PARIS (Reuters) - Alain Robert, the free climber dubbed the “French Spider-Man”, on Monday scaled the Tour Total, a 48-storey skyscraper in Paris, to demonstrate support for workers striking against President Emmanuel Macron’s pension reform plans.
Robert, 57, stood with both arms aloft after reaching the summit of the 187-metre (613-foot) high tower, which stands in the French capital’s business district, La Defense.
“I am trying to use my fame for something I find meaningful,” Robert told Reuters, adding that he was himself “deeply concerned” by the pension reform plans.
“Sponsors only give me money if I climb,” he said.
France has been dogged by strikes and street protests for more than a month as unions push back against Macron’s drive to streamline the pension system and avert a looming 17 billion euro pension deficit.

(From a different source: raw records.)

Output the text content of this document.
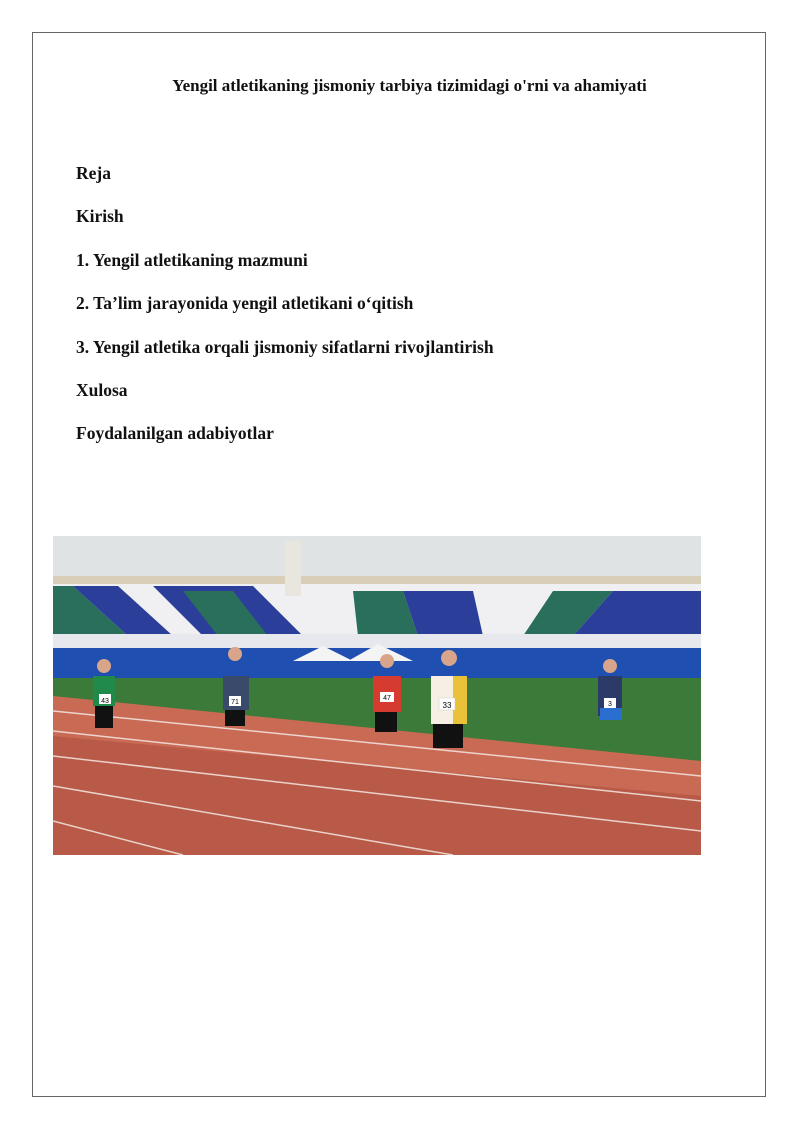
Yengil atletikaning jismoniy tarbiya tizimidagi o'rni va ahamiyati
Reja
Kirish
1. Yengil atletikaning mazmuni
2. Ta’lim jarayonida yengil atletikani o‘qitish
3. Yengil atletika orqali jismoniy sifatlarni rivojlantirish
Xulosa
Foydalanilgan adabiyotlar
43	71
47
33	3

Macron’s government said on Saturday it was willing to withdraw a proposal to raise the retirement age to break the deadlock with unions.
Robert has climbed more than 100 structures, including the Golden Gate Bridge in San Francisco and the world’s tallest building, the Burj al Khalifa in Dubai.
Monday’s ascent was the ninth time that Robert had climbed the Total tower.
Robert often climbs without permission and has been arrested on numerous occasions. He climbs without a harness, using only his bare hands, a pair of climbing shoes, and a bag of powdered chalk to wipe off the sweat.